Referring to international publications like The New York Times which have preserved the art of storytelling even as they adapt to digital formats, Ms Nirmala opined that well-crafted, long-form writing will continue to be in vogue with readers, even in an ubiquitously online environment.

“Tamil journalism is not just a translation of English,” she noted. “It has its own idioms, rhythm and logic. To write Tamil, you must think in Tamil.”

Mr Rajendran expressed his hope that Tamil Murasu would celebrate a 100th anniversary.

Companies that last beyond 100 years tend to be the ones that thrive, he noted.

“Look at Coca-Cola, Kraft, others.
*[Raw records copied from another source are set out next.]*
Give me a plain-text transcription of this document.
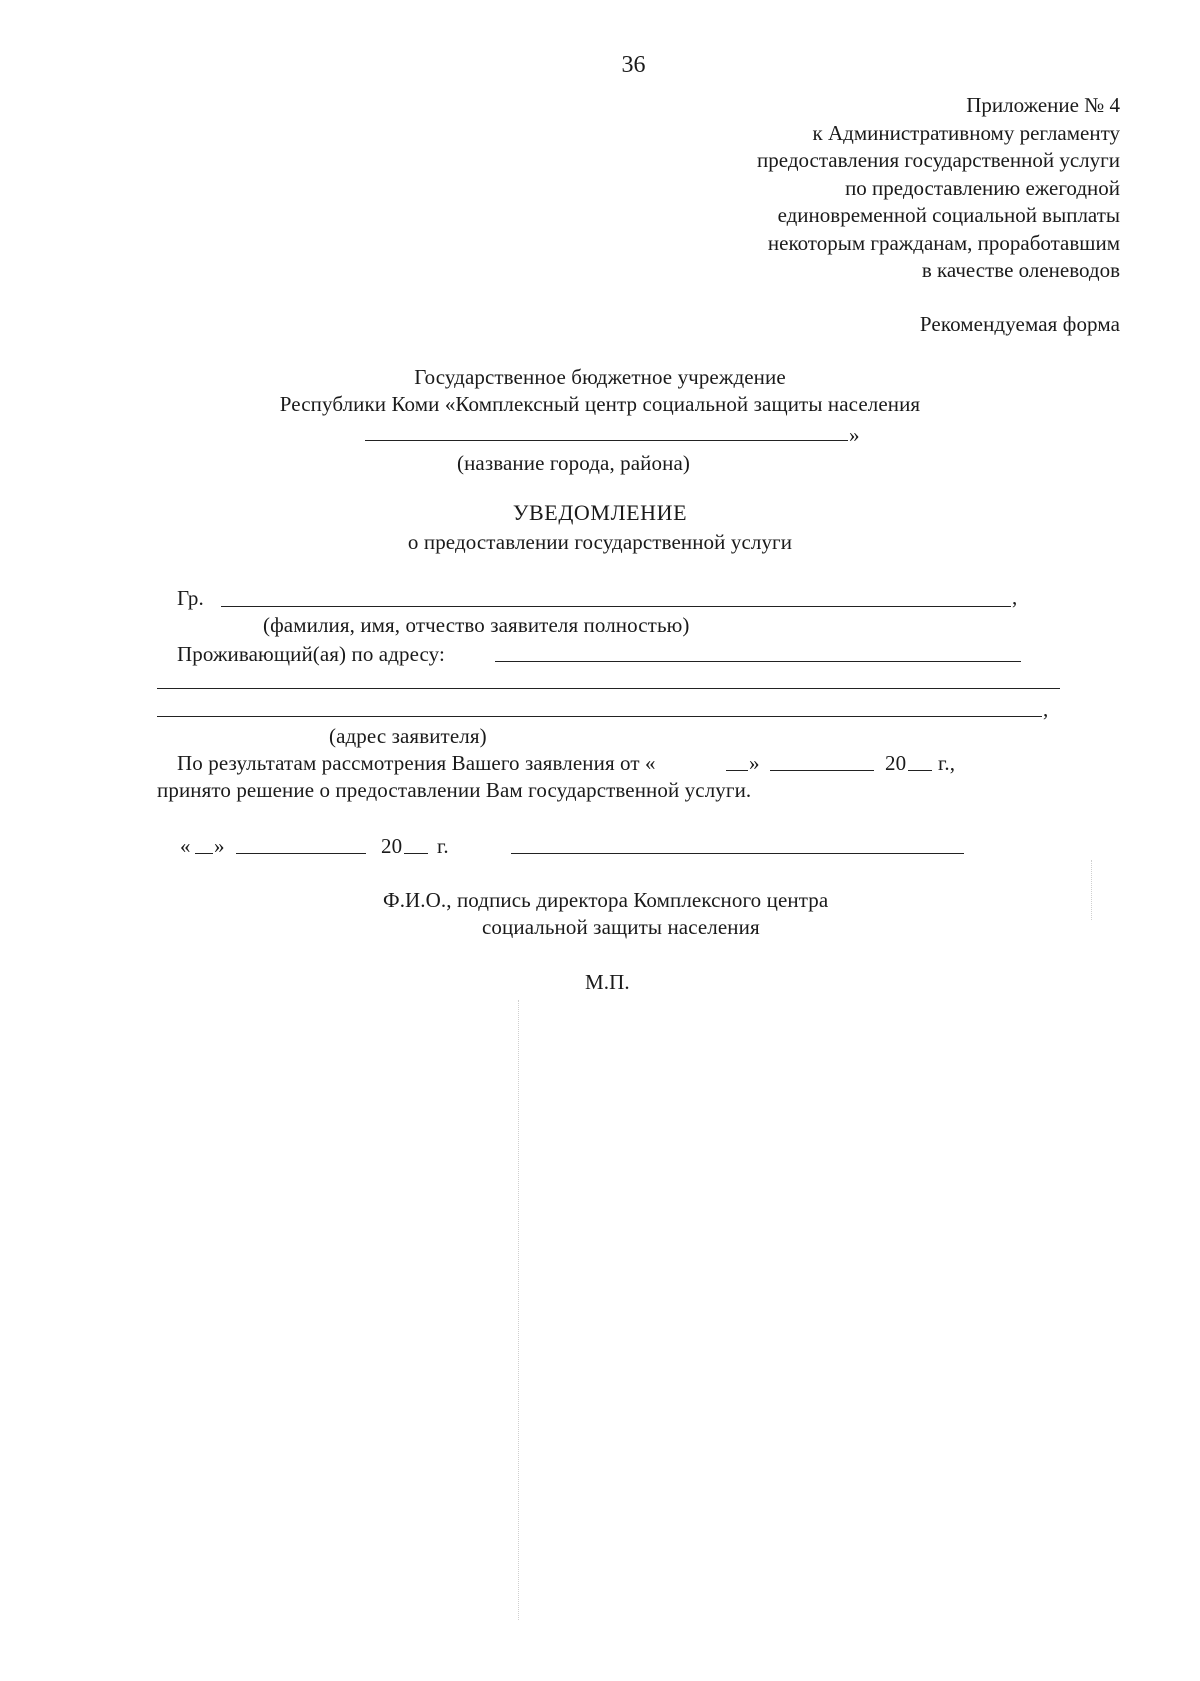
36
Приложение № 4
к Административному регламенту
предоставления государственной услуги
по предоставлению ежегодной
единовременной социальной выплаты
некоторым гражданам, проработавшим
в качестве оленеводов
Рекомендуемая форма
Государственное бюджетное учреждение
Республики Коми «Комплексный центр социальной защиты населения
»
(название города, района)
УВЕДОМЛЕНИЕ
о предоставлении государственной услуги
Гр.	,
(фамилия, имя, отчество заявителя полностью)
Проживающий(ая) по адресу:
,
(адрес заявителя)
По результатам рассмотрения Вашего заявления от «	»	20 г.,
принято решение о предоставлении Вам государственной услуги.
« »	20 г.
Ф.И.О., подпись директора Комплексного центра
социальной защиты населения
М.П.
The stretch from 90 to 100 is absolutely critical,” he said.

Appointed Tamil Murasu’s deputy editor in 2006 and its editor in 2010, Mr Rajendran oversaw the paper’s digital transformation until he stepped down in 2024. He was also the editor of tabla! for the first six months when it started in 2008, and thereafter he was supervising editor till 2018, when he became editor until July 4, 2025.

“In this day and age, survival requires both strong leadership and financial support. Back then, Tamil Murasu wasn’t making money – circulation and advertising were declining, much like what we’re seeing today. Except at that time, there was no digital media; everything relied on print,” Mr Rajendran said.